Un étonnement pour la Parisienne que je suis : Les Jeux olympiques !
Dans le contexte de l’embrasement du Proche Orient, le risque est énorme. Comment sécuriser les berges de la Seine, les épreuves situées à Trappes, chaudron islamique, le métro ? On ne peut pas mettre un policier à côté de chaque visiteur.
Leur coût astronomique me pose des questions au regard de la misère qui gagne du terrain. On réquisitionne les logements sociaux, les résidences universitaires par dizaine de milliers sans solution de remplacement, avec des dédommagements insignifiants. Je n’aime pas ça.
Pourtant, Thierry Breton, commissaire européen au marché intérieur, l’autre jour, s’indignait à la télévision :
— Pour une fois qu’on fait passer le dépassement de soi, la fête universelle avant la politique, la religion ou les revendications partisanes, j’estime qu’on a le devoir de soutenir les Jeux olympiques !
Serait-ce là un esprit de résistance ? Le nombre en ferait la force ? Pourquoi pas ?
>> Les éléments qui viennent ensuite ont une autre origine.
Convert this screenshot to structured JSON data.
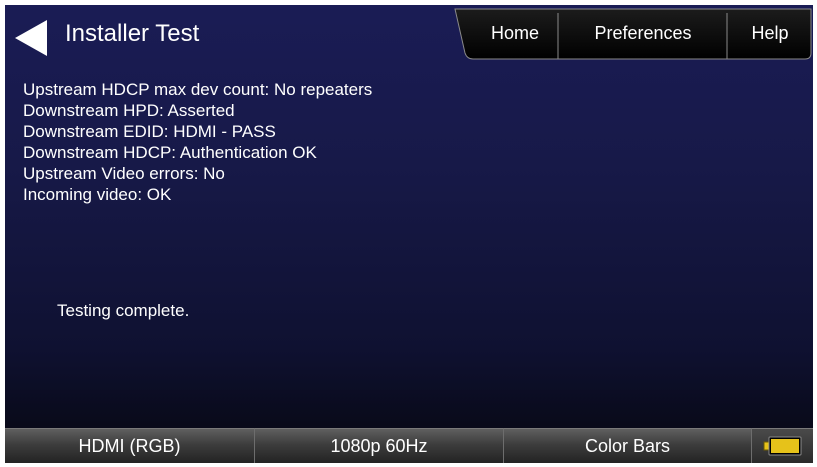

Pour ma part, la résistance ne se situe pas dans ces énormes machines dépersonnalisantes. Il se situe dans des petits gestes, dans des engagements.
Je le trouve dans un sourire, dans une main tendue.
Dans les pires situations, c’est justement un geste ou une petite attention qui m’ont toujours permis de ne pas désespérer. Les prisonniers des totalitarismes vous le diront. La résistance, c’est aussi de regarder un rayon de soleil sur un mur, une étoile dans le ciel, la lune au-dessus des toits,… offrir et recevoir une existence dans le regard des autres.